Nepal’s holiest temples are the dirtiest parts of its towns. Cremation sites, instead of evoking transcendence and spiritualism, feel like purgatory. Devotees throng festivals in uplifting mass displays of faith, but once the gods have been appeased, they go home leaving mountains of trash and the gory remains of sacrifices.

Cleaning up the Bagmati every Saturday is a valiant gesture, but alas, it is doomed because it does not address the structural root of the solid waste problem. Two weeks ago this newspaper printed an investigation into why plastic bag bans have been sabotaged by successive governments: the manufacturers enjoy political protection.

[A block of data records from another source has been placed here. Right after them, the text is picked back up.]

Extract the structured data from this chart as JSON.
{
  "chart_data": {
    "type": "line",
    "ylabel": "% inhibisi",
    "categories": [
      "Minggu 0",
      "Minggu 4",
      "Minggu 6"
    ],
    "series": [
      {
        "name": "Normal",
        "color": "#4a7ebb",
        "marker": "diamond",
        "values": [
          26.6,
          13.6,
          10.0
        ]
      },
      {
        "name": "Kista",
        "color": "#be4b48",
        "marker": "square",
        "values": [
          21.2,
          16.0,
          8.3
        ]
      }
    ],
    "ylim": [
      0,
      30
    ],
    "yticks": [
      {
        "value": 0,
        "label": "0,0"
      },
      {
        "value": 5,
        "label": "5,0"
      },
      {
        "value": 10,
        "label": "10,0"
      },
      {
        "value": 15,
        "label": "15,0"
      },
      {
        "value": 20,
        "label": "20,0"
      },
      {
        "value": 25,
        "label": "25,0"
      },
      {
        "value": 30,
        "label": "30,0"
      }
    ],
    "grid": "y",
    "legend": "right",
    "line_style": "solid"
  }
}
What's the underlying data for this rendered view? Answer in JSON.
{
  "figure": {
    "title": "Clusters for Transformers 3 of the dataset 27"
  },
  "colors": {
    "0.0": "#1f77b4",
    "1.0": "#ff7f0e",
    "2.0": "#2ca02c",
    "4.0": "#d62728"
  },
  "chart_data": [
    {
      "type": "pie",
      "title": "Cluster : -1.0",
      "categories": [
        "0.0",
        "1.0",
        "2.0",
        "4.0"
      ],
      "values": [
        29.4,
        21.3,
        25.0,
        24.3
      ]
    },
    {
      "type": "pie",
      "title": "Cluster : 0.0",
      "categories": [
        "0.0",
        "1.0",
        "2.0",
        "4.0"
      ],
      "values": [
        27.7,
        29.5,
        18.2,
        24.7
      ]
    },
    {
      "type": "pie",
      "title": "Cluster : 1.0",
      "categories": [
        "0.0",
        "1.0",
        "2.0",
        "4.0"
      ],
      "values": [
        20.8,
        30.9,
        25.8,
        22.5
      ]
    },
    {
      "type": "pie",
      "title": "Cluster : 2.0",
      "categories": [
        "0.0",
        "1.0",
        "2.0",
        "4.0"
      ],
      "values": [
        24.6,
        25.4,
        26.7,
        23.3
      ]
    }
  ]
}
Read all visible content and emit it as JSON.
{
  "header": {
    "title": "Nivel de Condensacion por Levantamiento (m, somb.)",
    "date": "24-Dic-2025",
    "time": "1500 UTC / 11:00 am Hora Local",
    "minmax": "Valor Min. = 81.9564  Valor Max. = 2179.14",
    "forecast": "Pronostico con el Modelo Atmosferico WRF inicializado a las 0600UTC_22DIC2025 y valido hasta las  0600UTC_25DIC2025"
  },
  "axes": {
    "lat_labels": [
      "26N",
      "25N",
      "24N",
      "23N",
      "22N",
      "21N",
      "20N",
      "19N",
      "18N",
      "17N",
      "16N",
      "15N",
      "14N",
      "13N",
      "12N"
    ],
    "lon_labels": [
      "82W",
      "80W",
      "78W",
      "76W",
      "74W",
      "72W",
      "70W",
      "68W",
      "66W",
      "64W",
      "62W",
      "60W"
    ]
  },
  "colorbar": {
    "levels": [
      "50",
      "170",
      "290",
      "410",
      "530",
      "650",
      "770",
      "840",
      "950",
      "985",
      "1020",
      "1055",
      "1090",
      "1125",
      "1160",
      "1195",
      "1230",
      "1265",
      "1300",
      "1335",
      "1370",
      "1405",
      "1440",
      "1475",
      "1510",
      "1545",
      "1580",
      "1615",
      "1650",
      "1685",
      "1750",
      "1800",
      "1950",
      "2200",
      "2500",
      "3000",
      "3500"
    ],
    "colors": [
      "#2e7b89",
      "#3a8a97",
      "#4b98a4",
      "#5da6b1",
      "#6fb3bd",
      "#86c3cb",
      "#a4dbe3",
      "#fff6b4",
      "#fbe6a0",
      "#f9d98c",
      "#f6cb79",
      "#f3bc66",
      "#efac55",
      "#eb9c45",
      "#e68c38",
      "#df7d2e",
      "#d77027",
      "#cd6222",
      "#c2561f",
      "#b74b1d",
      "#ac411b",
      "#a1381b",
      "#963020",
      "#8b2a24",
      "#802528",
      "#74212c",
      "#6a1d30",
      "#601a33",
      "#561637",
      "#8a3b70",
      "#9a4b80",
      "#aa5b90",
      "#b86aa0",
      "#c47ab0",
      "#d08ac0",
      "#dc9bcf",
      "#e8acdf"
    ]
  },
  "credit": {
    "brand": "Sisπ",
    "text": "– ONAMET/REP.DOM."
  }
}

Plastic bottles are the new global scourge. We reported that Langtang Valley alone has 5 million discarded plastic water bottles, used once and thrown away. Yet, by placing a value on the bottles, they are now being collected for recycling. To reduce single-use plastic trash, Nepal has to upscale such upcycling.

This week, the world marks World Environment Day with the theme #BeatPlasticPollution. There is growing global awareness about ocean plastic that is killing marine life and contaminating seafood.

Also in this issue we look at the government’s open-defecation free campaign which, although it has raised awareness and reduced child mortality, has concentrated on building latrines but not on sludge disposal and ensuring water supply. There is a danger they will spread the infections they were supposed to control.

A civilisation is judged by the way it manages and disposes of its waste. Ministers sweeping streets for tv cameras, or donning masks to test vehicle exhausts are just for show. The government has to go far beyond tokenism with policy reform and its implementation.

Smart cities are those which have learnt to generate energy, produce fertiliser and recycle raw materials from their waste. To be smart, Nepal’s municipalities do not have to reinvent the wheel. The solutions are all there. Just Google it.